At the moment UMBC–as much as she’s liking it– is not where C. envisions graduating from with a four year college degree. There are other institutions that interest her and she’d like to be a “normal” teenager who goes away to college and lives in a dorm more or less at the same time as her age peers. I happen to agree that that would be best for her. But if high school for whatever reasons doesn’t pan out we may be faced with the prospect of either a) homeschooling her for the remainder of her “high school” years with many of those “high school” courses being college courses that we have to pay for out of our own pockets or b) having her apply to and enroll in college early. Now there are some other possible things she could do. We could hope for funding for an elite boarding school. She could spend a year as an exchange student. But no matter the path, it comes at a significantly higher price than four years of public high school.

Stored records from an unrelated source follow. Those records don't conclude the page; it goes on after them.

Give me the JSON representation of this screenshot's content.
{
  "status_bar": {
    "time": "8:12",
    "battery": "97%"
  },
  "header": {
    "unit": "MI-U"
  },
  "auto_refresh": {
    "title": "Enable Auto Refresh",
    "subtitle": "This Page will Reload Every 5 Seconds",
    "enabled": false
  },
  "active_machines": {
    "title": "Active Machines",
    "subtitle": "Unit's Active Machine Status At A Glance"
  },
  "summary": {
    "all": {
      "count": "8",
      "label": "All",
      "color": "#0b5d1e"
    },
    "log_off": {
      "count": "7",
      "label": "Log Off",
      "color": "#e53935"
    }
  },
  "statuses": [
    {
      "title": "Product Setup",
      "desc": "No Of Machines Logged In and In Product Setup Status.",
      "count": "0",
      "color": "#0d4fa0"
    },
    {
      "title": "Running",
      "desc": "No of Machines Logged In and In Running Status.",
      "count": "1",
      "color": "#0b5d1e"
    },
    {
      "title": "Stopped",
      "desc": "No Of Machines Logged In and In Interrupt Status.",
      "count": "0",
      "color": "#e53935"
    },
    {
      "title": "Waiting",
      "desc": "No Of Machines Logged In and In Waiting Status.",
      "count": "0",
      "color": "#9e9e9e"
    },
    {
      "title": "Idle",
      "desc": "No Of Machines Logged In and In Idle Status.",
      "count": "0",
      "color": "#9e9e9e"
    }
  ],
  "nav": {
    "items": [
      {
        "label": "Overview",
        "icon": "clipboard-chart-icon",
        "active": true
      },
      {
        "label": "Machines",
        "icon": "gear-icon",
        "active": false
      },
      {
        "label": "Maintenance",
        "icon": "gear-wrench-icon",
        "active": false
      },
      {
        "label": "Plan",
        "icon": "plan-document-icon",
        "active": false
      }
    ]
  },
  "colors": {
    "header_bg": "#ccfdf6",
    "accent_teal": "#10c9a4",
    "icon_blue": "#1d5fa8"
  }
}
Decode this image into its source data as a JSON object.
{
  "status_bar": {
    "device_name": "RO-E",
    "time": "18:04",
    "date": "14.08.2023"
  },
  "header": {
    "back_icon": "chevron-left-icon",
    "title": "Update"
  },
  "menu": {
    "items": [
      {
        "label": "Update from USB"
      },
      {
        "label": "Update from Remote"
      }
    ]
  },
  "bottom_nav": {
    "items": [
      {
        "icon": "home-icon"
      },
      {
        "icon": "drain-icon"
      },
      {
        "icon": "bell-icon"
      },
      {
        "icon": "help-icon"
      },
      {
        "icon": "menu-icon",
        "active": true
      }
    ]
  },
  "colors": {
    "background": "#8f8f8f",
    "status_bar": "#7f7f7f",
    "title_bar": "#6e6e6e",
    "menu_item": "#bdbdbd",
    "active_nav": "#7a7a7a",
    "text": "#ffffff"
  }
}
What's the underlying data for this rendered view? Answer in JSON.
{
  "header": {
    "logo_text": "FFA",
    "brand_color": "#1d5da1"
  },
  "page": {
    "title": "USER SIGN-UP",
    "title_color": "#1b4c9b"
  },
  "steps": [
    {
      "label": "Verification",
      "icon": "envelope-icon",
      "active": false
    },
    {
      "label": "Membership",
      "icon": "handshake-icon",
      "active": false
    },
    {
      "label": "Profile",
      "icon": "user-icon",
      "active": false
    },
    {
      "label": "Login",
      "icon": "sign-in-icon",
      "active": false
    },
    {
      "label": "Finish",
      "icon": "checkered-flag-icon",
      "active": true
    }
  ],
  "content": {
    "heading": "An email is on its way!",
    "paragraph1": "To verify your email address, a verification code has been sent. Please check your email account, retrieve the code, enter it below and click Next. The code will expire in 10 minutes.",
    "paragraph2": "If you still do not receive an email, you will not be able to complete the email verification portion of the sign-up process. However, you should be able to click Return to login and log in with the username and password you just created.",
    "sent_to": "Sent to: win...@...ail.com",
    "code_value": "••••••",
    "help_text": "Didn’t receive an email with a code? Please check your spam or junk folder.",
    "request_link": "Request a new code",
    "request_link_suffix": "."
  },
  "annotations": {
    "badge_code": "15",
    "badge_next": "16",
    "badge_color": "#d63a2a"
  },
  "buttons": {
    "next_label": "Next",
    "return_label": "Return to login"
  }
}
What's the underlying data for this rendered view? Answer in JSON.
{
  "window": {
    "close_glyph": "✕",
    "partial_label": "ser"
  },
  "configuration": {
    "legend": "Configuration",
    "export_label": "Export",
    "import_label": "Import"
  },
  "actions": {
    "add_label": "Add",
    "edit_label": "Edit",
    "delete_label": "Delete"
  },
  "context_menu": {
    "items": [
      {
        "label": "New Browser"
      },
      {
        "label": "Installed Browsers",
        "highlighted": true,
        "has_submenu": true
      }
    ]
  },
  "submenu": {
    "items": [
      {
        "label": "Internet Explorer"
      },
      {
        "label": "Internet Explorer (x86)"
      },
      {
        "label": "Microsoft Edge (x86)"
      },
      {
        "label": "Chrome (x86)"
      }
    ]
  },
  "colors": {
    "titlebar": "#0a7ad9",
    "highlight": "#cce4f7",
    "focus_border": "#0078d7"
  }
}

Which brings me to HB1249. As I’ve posted before, there are some in the homeschooling community who firmly hew to the “never shall the twain meet” philosophy of government/homeschooling relations. That it’s in everyone’s interest that they remain firmly separate. There are even some in the public school camp who feel this way, as evidenced by a recent Washington Post article making a case again homeschooled athletes. But I also know that there are several states that allow for partial homeschooling and I have to say I am intrigued. When things exploded for us last year in middle school, C. would have loved to remain in school for her media, French, PE. and chorus classes…I would just have sent her to school every other day. She would have had that day-to-day interaction with her friends that is so important at this age and social continuity should she find herself with these same students in high school.
Looking ahead to high school, I would love for C. to be able to take classes on an a la carte basis, to mix college classes and high school classes and participate on a debate team or in a school play. Giftedness expert Deborah Ruf in fact recommends partial homeschooling as one possible option for meeting the needs of highly gifted students. Karen B. Rogers hammers away at the idea of flexibility when doing educational planning. So I’m going to take a closer look at this bill, and even talk to my state representatives, something I’ve never done before.